String theory: the Planck length
In string theory, the scale length of strings is taken to be the Planck length, based on a few fundamental constants by Planck. Planck noticed that it was a small size, 10^-35 m. Everyone since then seems to take the Planck size, which is as arbitrary as sizes come, as the smallest size in physical theory. However, the black hole radius of an electron mass is only 2GM/c^2 or 6.8 x 10^-58 m, much smaller than the Planck size.
Notice that string theory since the 1960s has relied on strings all having the same fixed size of about 10^-35 m. This means that the string tension would have to vary to allow different fundamental particles to be strings of equal scale length. However, if the strings are rolled up into loops of a black hole size, the radius increases directly with the mass. This makes me wonder whether the reliance on Planck dimensions makes sense.
As pointed out in previous posts, there are arguments from the Standard Model for 10/11 dimensions.
The fifth dimension can represent the spacetime fabric which appears in 4-D spacetime as the gauge boson the graviton, the light speed radiation which causes gravity. Individual units of string theory, like Witten's M-theory, are self-consistent, but the whole of string theory includes many different and contradicting ideas about branes imbedded with particles which give lie to the concept of a self-consistent string theory.

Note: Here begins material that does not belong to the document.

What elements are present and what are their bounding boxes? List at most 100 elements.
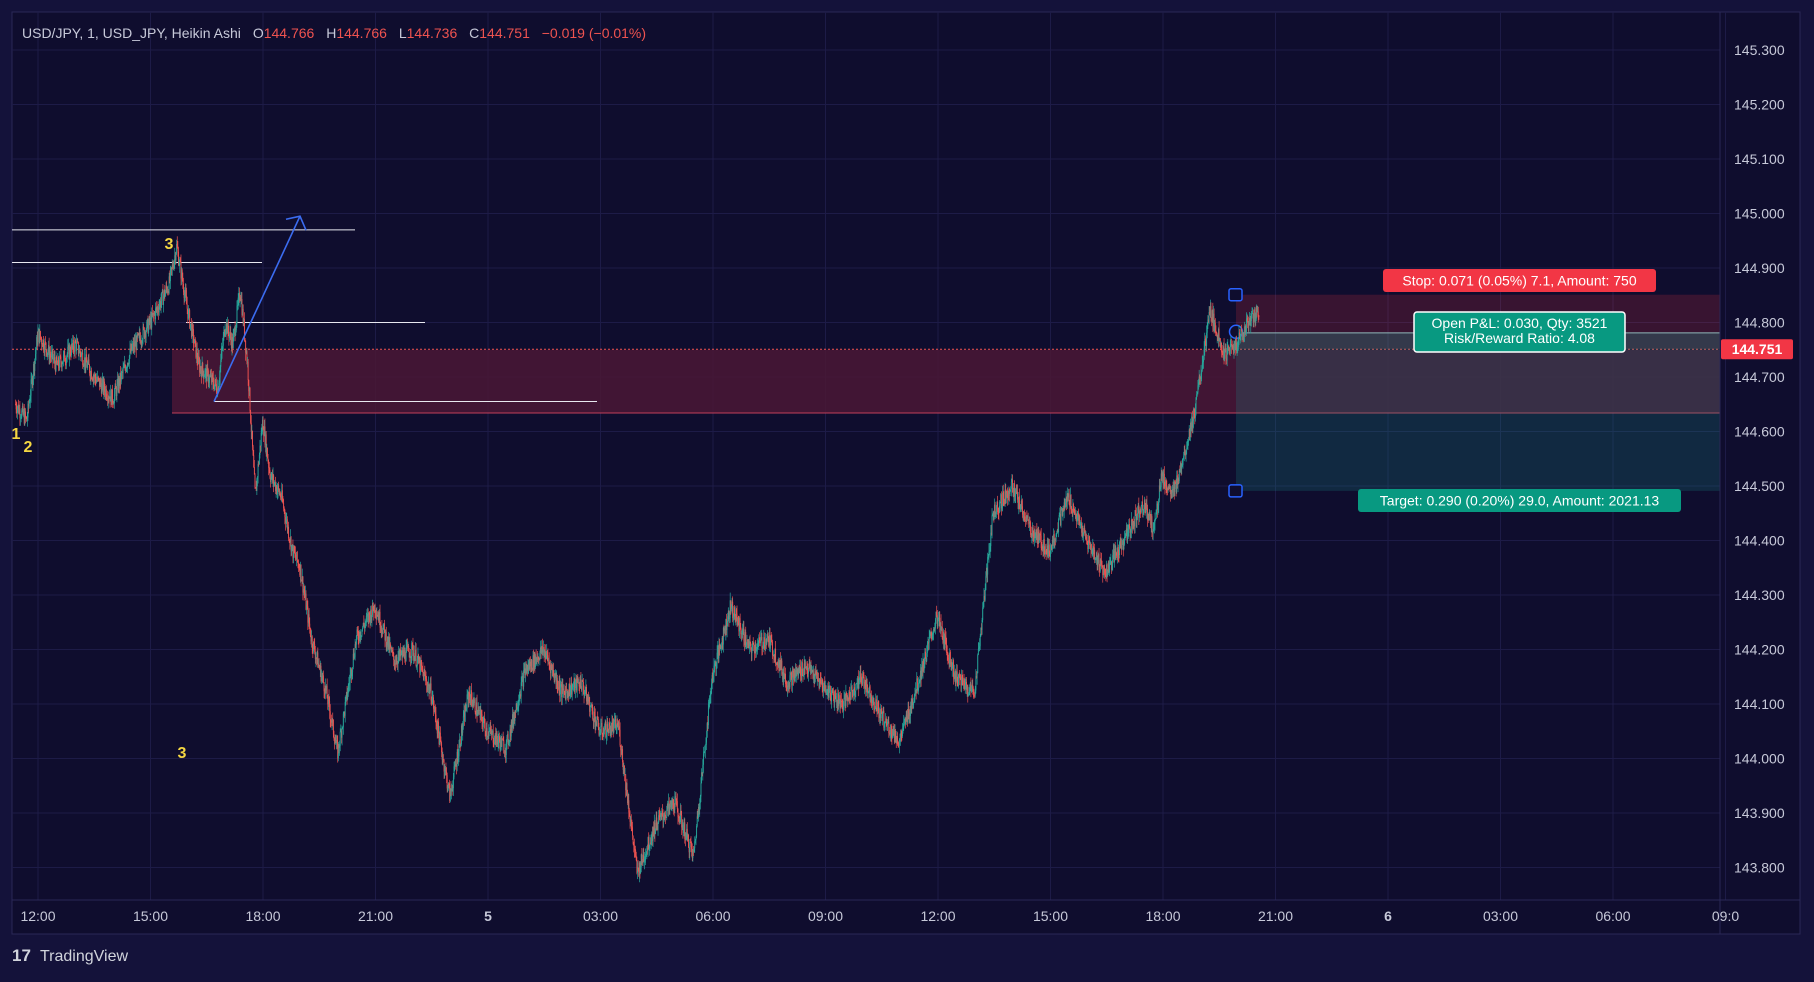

A brane on a 5-D spacetime is 4-D (just as a 2-D membrane exists on a 3-D bubble).
A 4-D spacetime is a hologram of 5-D (just as a 2-D hologram contains 3-D information).
We already know in general relativity that 4-D spacetime can be used to model gravity as causing a curvature in 3-D space. General relativity is often 'explained' as the curvature of a rubber sheet causing indentation so that balls placed on roll towards one another. This is manifestly more obscure than need be, because the real space fabric is not two but three dimensional. Some of these abstract equivalences are actually a hindrance, not a help.